Di kampung halamannya di Gampong Lheue Cureh, Munira dikenal sebagai sosok sederhana. Seorang janda lima anak yang hidup dari hasil panen gabah. Selama 19 tahun, ia menyisihkan sedikit demi sedikit dari hasil jerih payahnya, menabung rupiah demi rupiah demi satu impian: berhaji.
Setiap kali pesawat melintas di langit sawahnya, Munira memandanginya dengan penuh harap. Ia membayangkan suatu hari nanti, dirinya turut berada di dalamnya, terbang menuju Baitullah. “Sedih, tapi saya terus berdoa. ‘Ya Allah, mungkinkah aku juga Kau panggil ke rumah-Mu?’” kenangnya dengan suara bergetar.
Perjalanan Munira bukan sekadar soal mengumpulkan uang. Ia menanam harapan, memupuk kesabaran, dan menjaga mimpi di tengah berbagai cobaan hidup. Berkali-kali namanya tertunda dari daftar keberangkatan. Namun semangatnya tak surut. Ia terus menunggu dengan sabar.
Titik terang itu akhirnya datang. Seorang saudaranya yang bekerja sebagai petugas haji di Kantor Kementerian Agama Kabupaten Aceh Besar membawa kabar gembira—nama Munira tercantum dalam daftar calon jemaah haji tahun 2025.

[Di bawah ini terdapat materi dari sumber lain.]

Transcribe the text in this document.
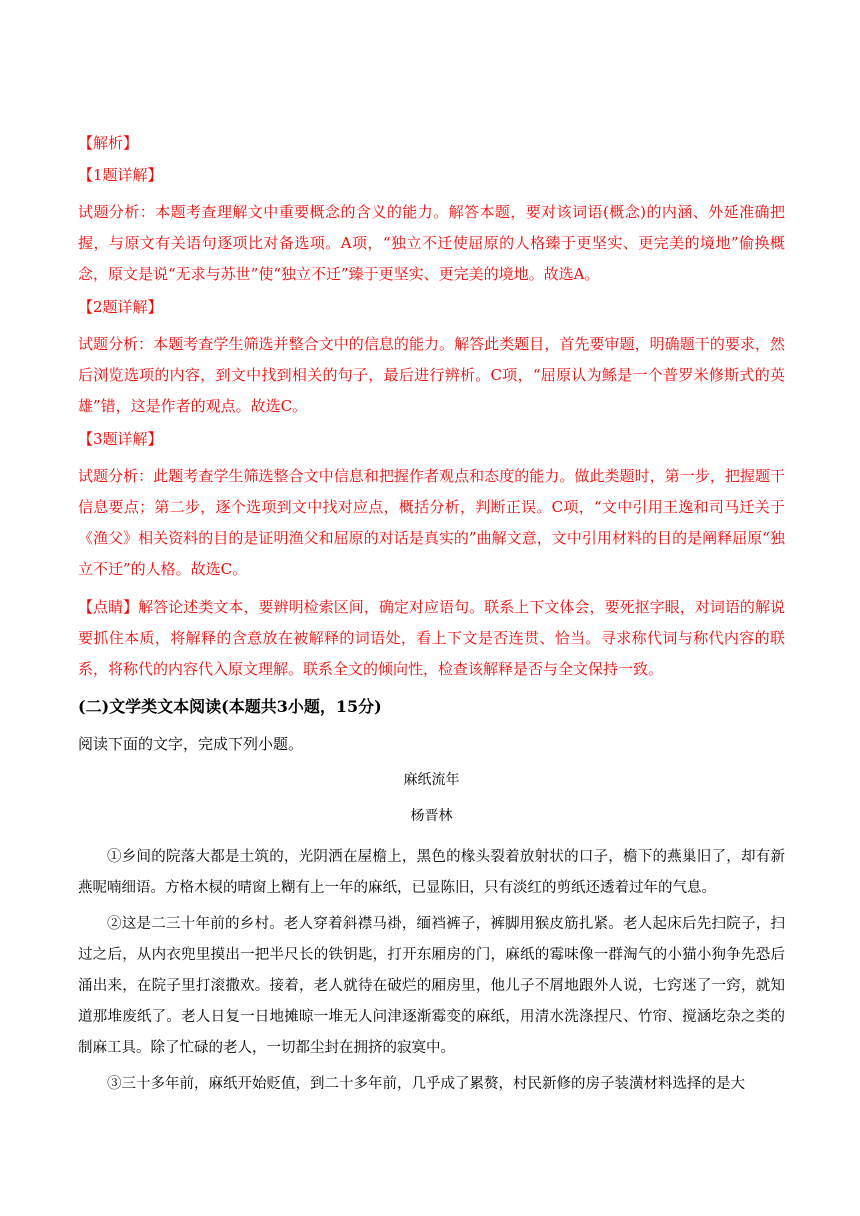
【解析】
【1题详解】
试题分析：本题考查理解文中重要概念的含义的能力。解答本题，要对该词语(概念)的内涵、外延准确把握，与原文有关语句逐项比对备选项。A项，“独立不迁使屈原的人格臻于更坚实、更完美的境地”偷换概念，原文是说“无求与苏世”使“独立不迁”臻于更坚实、更完美的境地。故选A。
【2题详解】
试题分析：本题考查学生筛选并整合文中的信息的能力。解答此类题目，首先要审题，明确题干的要求，然后浏览选项的内容，到文中找到相关的句子，最后进行辨析。C项，“屈原认为鲧是一个普罗米修斯式的英雄”错，这是作者的观点。故选C。
【3题详解】
试题分析：此题考查学生筛选整合文中信息和把握作者观点和态度的能力。做此类题时，第一步，把握题干信息要点；第二步，逐个选项到文中找对应点，概括分析，判断正误。C项，“文中引用王逸和司马迁关于《渔父》相关资料的目的是证明渔父和屈原的对话是真实的”曲解文意，文中引用材料的目的是阐释屈原“独立不迁”的人格。故选C。
【点睛】解答论述类文本，要辨明检索区间，确定对应语句。联系上下文体会，要死抠字眼，对词语的解说要抓住本质，将解释的含意放在被解释的词语处，看上下文是否连贯、恰当。寻求称代词与称代内容的联系，将称代的内容代入原文理解。联系全文的倾向性，检查该解释是否与全文保持一致。
(二)文学类文本阅读(本题共3小题，15分)
阅读下面的文字，完成下列小题。
麻纸流年
杨晋林
①乡间的院落大都是土筑的，光阴洒在屋檐上，黑色的椽头裂着放射状的口子，檐下的燕巢旧了，却有新燕呢喃细语。方格木棂的晴窗上糊有上一年的麻纸，已显陈旧，只有淡红的剪纸还透着过年的气息。
②这是二三十年前的乡村。老人穿着斜襟马褂，缅裆裤子，裤脚用猴皮筋扎紧。老人起床后先扫院子，扫过之后，从内衣兜里摸出一把半尺长的铁钥匙，打开东厢房的门，麻纸的霉味像一群淘气的小猫小狗争先恐后涌出来，在院子里打滚撒欢。接着，老人就待在破烂的厢房里，他儿子不屑地跟外人说，七窍迷了一窍，就知道那堆废纸了。老人日复一日地摊晾一堆无人问津逐渐霉变的麻纸，用清水洗涤捏尺、竹帘、搅涵圪杂之类的制麻工具。除了忙碌的老人，一切都尘封在拥挤的寂寞中。
③三十多年前，麻纸开始贬值，到二十多年前，几乎成了累赘，村民新修的房子装潢材料选择的是大
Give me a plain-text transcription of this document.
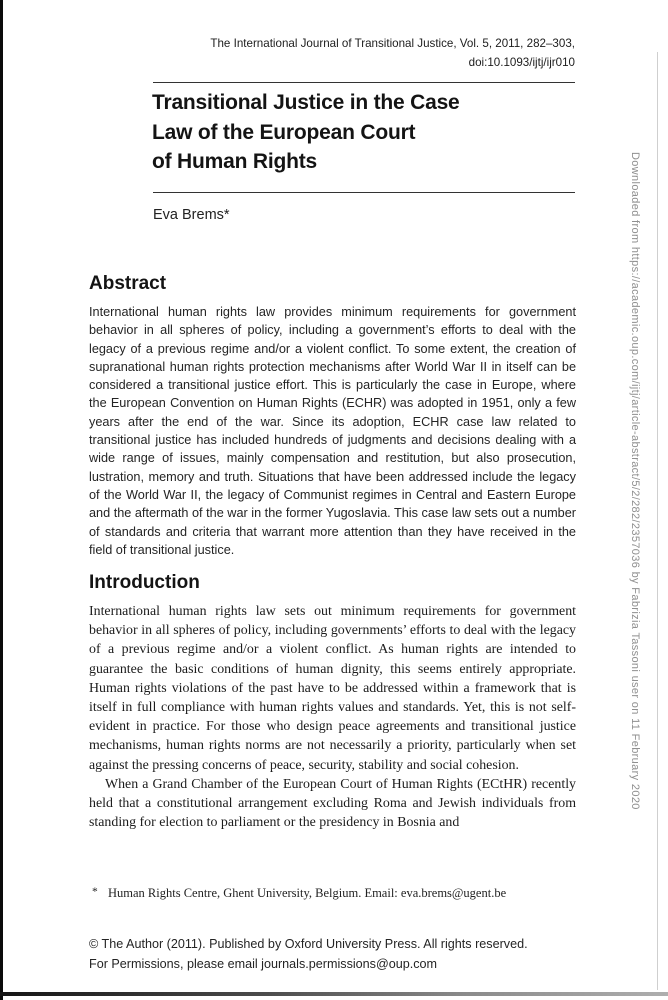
The International Journal of Transitional Justice, Vol. 5, 2011, 282–303,
doi:10.1093/ijtj/ijr010
Transitional Justice in the Case
Law of the European Court
of Human Rights
Eva Brems*
Abstract

International human rights law provides minimum requirements for government behavior in all spheres of policy, including a government’s efforts to deal with the legacy of a previous regime and/or a violent conflict. To some extent, the creation of supranational human rights protection mechanisms after World War II in itself can be considered a transitional justice effort. This is particularly the case in Europe, where the European Convention on Human Rights (ECHR) was adopted in 1951, only a few years after the end of the war. Since its adoption, ECHR case law related to transitional justice has included hundreds of judgments and decisions dealing with a wide range of issues, mainly compensation and restitution, but also prosecution, lustration, memory and truth. Situations that have been addressed include the legacy of the World War II, the legacy of Communist regimes in Central and Eastern Europe and the aftermath of the war in the former Yugoslavia. This case law sets out a number of standards and criteria that warrant more attention than they have received in the field of transitional justice.

Introduction

International human rights law sets out minimum requirements for government behavior in all spheres of policy, including governments’ efforts to deal with the legacy of a previous regime and/or a violent conflict. As human rights are intended to guarantee the basic conditions of human dignity, this seems entirely appropriate. Human rights violations of the past have to be addressed within a framework that is itself in full compliance with human rights values and standards. Yet, this is not self-evident in practice. For those who design peace agreements and transitional justice mechanisms, human rights norms are not necessarily a priority, particularly when set against the pressing concerns of peace, security, stability and social cohesion.

When a Grand Chamber of the European Court of Human Rights (ECtHR) recently held that a constitutional arrangement excluding Roma and Jewish individuals from standing for election to parliament or the presidency in Bosnia and

* Human Rights Centre, Ghent University, Belgium. Email: eva.brems@ugent.be
© The Author (2011). Published by Oxford University Press. All rights reserved.
For Permissions, please email journals.permissions@oup.com
Downloaded from https://academic.oup.com/ijtj/article-abstract/5/2/282/2357036 by Fabrizia Tassoni user on 11 February 2020
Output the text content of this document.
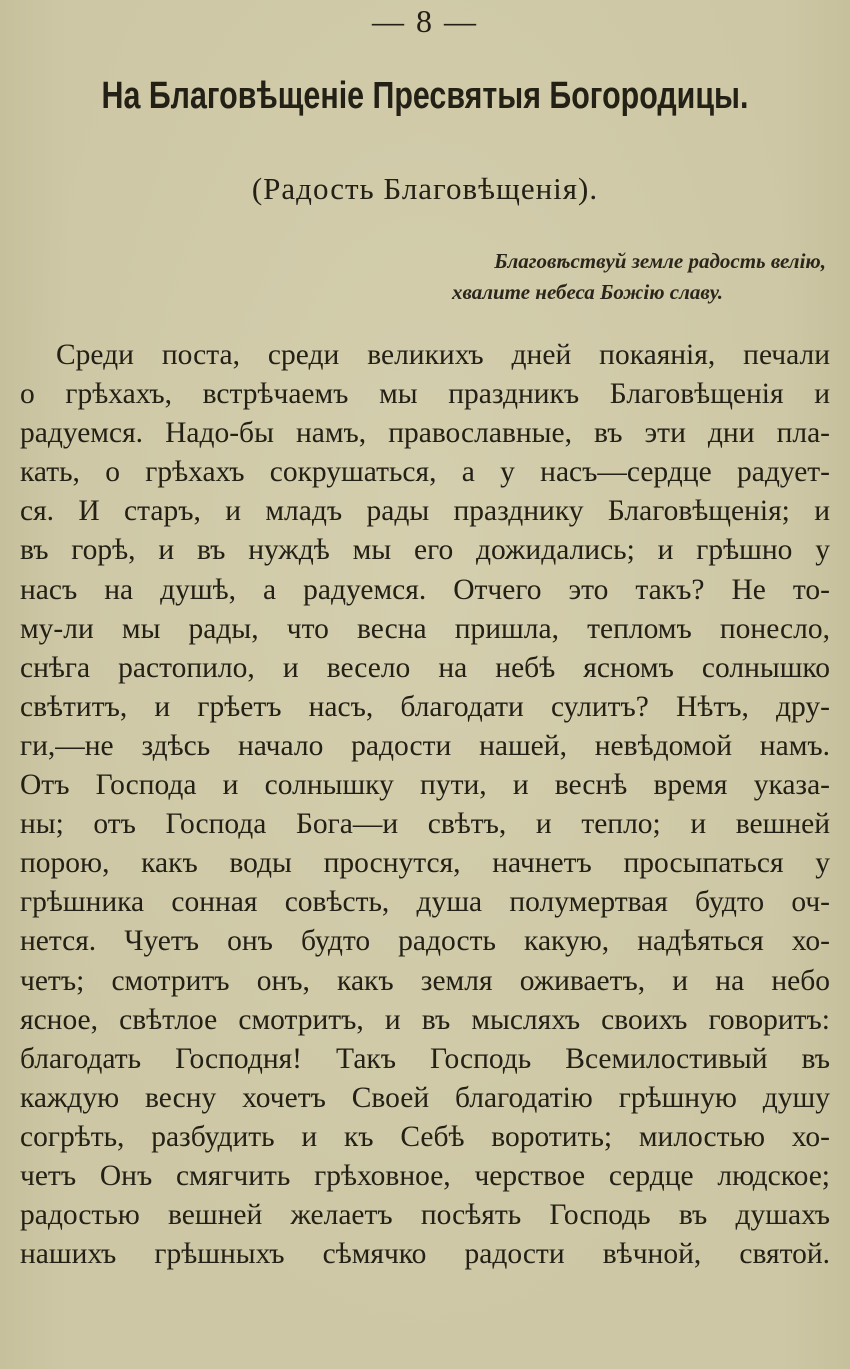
— 8 —
На Благовѣщеніе Пресвятыя Богородицы.
(Радость Благовѣщенія).
Благовѣствуй земле радость велію,
хвалите небеса Божію славу.
Среди поста, среди великихъ дней покаянія, печали
о грѣхахъ, встрѣчаемъ мы праздникъ Благовѣщенія и
радуемся. Надо-бы намъ, православные, въ эти дни пла-
кать, о грѣхахъ сокрушаться, а у насъ—сердце радует-
ся. И старъ, и младъ рады празднику Благовѣщенія; и
въ горѣ, и въ нуждѣ мы его дожидались; и грѣшно у
насъ на душѣ, а радуемся. Отчего это такъ? Не то-
му-ли мы рады, что весна пришла, тепломъ понесло,
снѣга растопило, и весело на небѣ ясномъ солнышко
свѣтитъ, и грѣетъ насъ, благодати сулитъ? Нѣтъ, дру-
ги,—не здѣсь начало радости нашей, невѣдомой намъ.
Отъ Господа и солнышку пути, и веснѣ время указа-
ны; отъ Господа Бога—и свѣтъ, и тепло; и вешней
порою, какъ воды проснутся, начнетъ просыпаться у
грѣшника сонная совѣсть, душа полумертвая будто оч-
нется. Чуетъ онъ будто радость какую, надѣяться хо-
четъ; смотритъ онъ, какъ земля оживаетъ, и на небо
ясное, свѣтлое смотритъ, и въ мысляхъ своихъ говоритъ:
благодать Господня! Такъ Господь Всемилостивый въ
каждую весну хочетъ Своей благодатію грѣшную душу
согрѣть, разбудить и къ Себѣ воротить; милостью хо-
четъ Онъ смягчить грѣховное, черствое сердце людское;
радостью вешней желаетъ посѣять Господь въ душахъ
нашихъ грѣшныхъ сѣмячко радости вѣчной, святой.
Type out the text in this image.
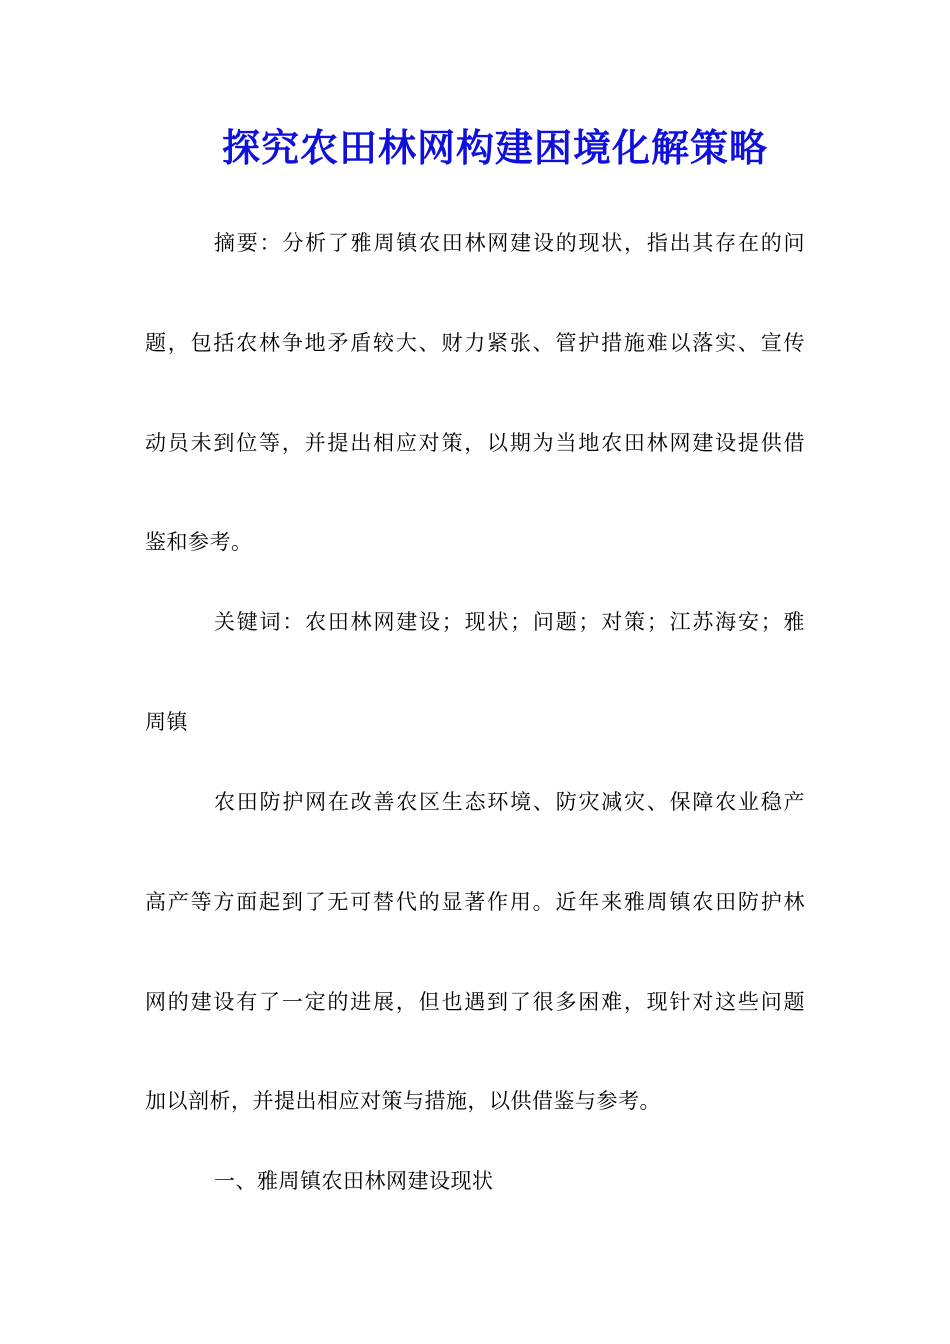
探究农田林网构建困境化解策略
摘要：分析了雅周镇农田林网建设的现状，指出其存在的问
题，包括农林争地矛盾较大、财力紧张、管护措施难以落实、宣传
动员未到位等，并提出相应对策，以期为当地农田林网建设提供借
鉴和参考。
关键词：农田林网建设；现状；问题；对策；江苏海安；雅
周镇
农田防护网在改善农区生态环境、防灾减灾、保障农业稳产
高产等方面起到了无可替代的显著作用。近年来雅周镇农田防护林
网的建设有了一定的进展，但也遇到了很多困难，现针对这些问题
加以剖析，并提出相应对策与措施，以供借鉴与参考。
一、雅周镇农田林网建设现状
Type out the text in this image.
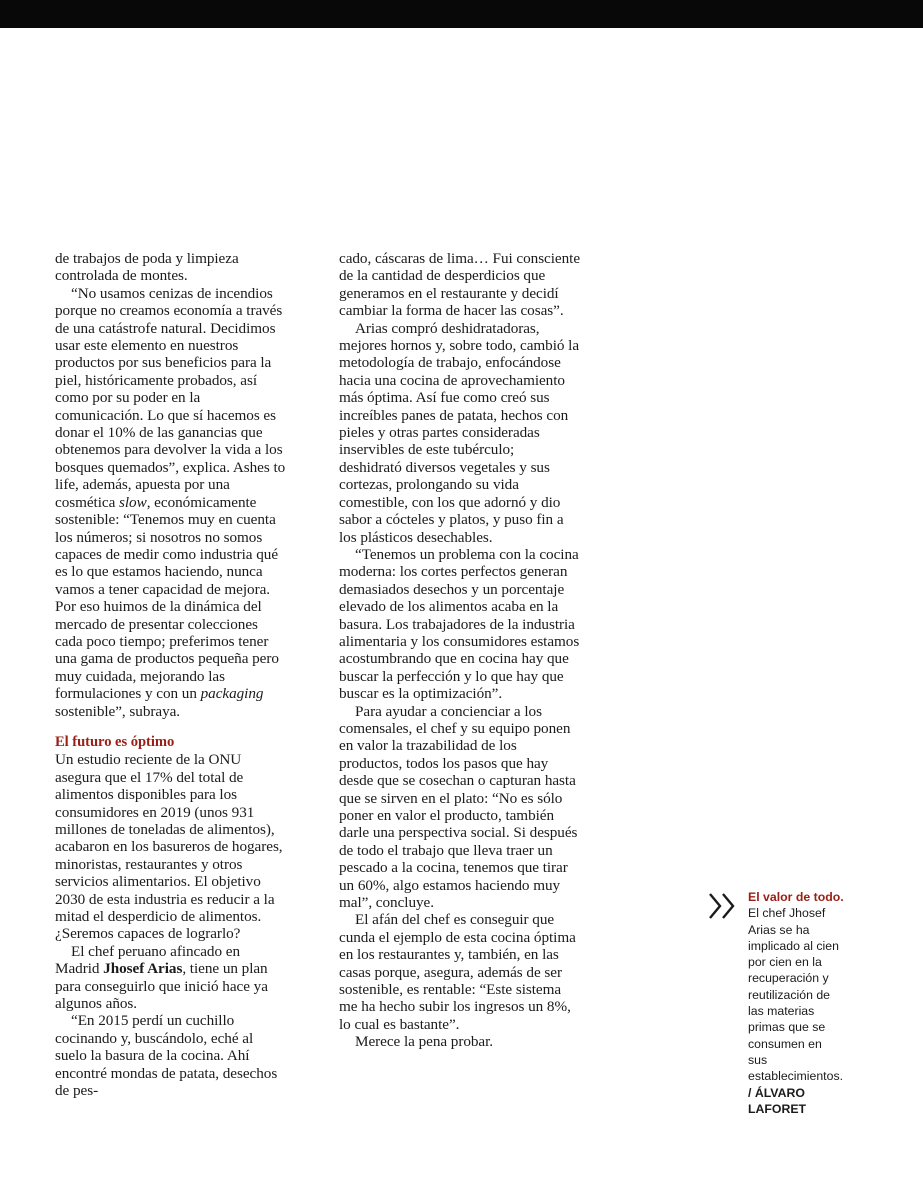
de trabajos de poda y limpieza controlada de montes.

“No usamos cenizas de incendios porque no creamos economía a través de una catástrofe natural. Decidimos usar este elemento en nuestros productos por sus beneficios para la piel, históricamente probados, así como por su poder en la comunicación. Lo que sí hacemos es donar el 10% de las ganancias que obtenemos para devolver la vida a los bosques quemados”, explica. Ashes to life, además, apuesta por una cosmética slow, económicamente sostenible: “Tenemos muy en cuenta los números; si nosotros no somos capaces de medir como industria qué es lo que estamos haciendo, nunca vamos a tener capacidad de mejora. Por eso huimos de la dinámica del mercado de presentar colecciones cada poco tiempo; preferimos tener una gama de productos pequeña pero muy cuidada, mejorando las formulaciones y con un packaging sostenible”, subraya.

El futuro es óptimo

Un estudio reciente de la ONU asegura que el 17% del total de alimentos disponibles para los consumidores en 2019 (unos 931 millones de toneladas de alimentos), acabaron en los basureros de hogares, minoristas, restaurantes y otros servicios alimentarios. El objetivo 2030 de esta industria es reducir a la mitad el desperdicio de alimentos. ¿Seremos capaces de lograrlo?

El chef peruano afincado en Madrid Jhosef Arias, tiene un plan para conseguirlo que inició hace ya algunos años.

“En 2015 perdí un cuchillo cocinando y, buscándolo, eché al suelo la basura de la cocina. Ahí encontré mondas de patata, desechos de pes-

cado, cáscaras de lima… Fui consciente de la cantidad de desperdicios que generamos en el restaurante y decidí cambiar la forma de hacer las cosas”.

Arias compró deshidratadoras, mejores hornos y, sobre todo, cambió la metodología de trabajo, enfocándose hacia una cocina de aprovechamiento más óptima. Así fue como creó sus increíbles panes de patata, hechos con pieles y otras partes consideradas inservibles de este tubérculo; deshidrató diversos vegetales y sus cortezas, prolongando su vida comestible, con los que adornó y dio sabor a cócteles y platos, y puso fin a los plásticos desechables.

“Tenemos un problema con la cocina moderna: los cortes perfectos generan demasiados desechos y un porcentaje elevado de los alimentos acaba en la basura. Los trabajadores de la industria alimentaria y los consumidores estamos acostumbrando que en cocina hay que buscar la perfección y lo que hay que buscar es la optimización”.

Para ayudar a concienciar a los comensales, el chef y su equipo ponen en valor la trazabilidad de los productos, todos los pasos que hay desde que se cosechan o capturan hasta que se sirven en el plato: “No es sólo poner en valor el producto, también darle una perspectiva social. Si después de todo el trabajo que lleva traer un pescado a la cocina, tenemos que tirar un 60%, algo estamos haciendo muy mal”, concluye.

El afán del chef es conseguir que cunda el ejemplo de esta cocina óptima en los restaurantes y, también, en las casas porque, asegura, además de ser sostenible, es rentable: “Este sistema me ha hecho subir los ingresos un 8%, lo cual es bastante”.

Merece la pena probar.

El valor de todo. El chef Jhosef Arias se ha implicado al cien por cien en la recuperación y reutilización de las materias primas que se consumen en sus establecimientos. / ÁLVARO LAFORET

“Alhamdulillah, tahun ini saya mendapat panggilan, setelah lama menunggu,” ujarnya dengan mata berkaca-kaca, tak kuasa menahan haru.
Kebahagiaan Munira semakin lengkap karena ia tidak sendiri. Anak sulungnya, Syahrial Fardi, turut mendampinginya berkat kebijakan percepatan keberangkatan bagi pendamping jemaah lansia dari Kementerian Agama. Tak hanya itu, adik kandungnya dari Takengon dan seorang keponakannya dari Aceh Besar juga termasuk dalam rombongan haji tahun ini. Sebuah momen keluarga yang langka dan penuh berkah.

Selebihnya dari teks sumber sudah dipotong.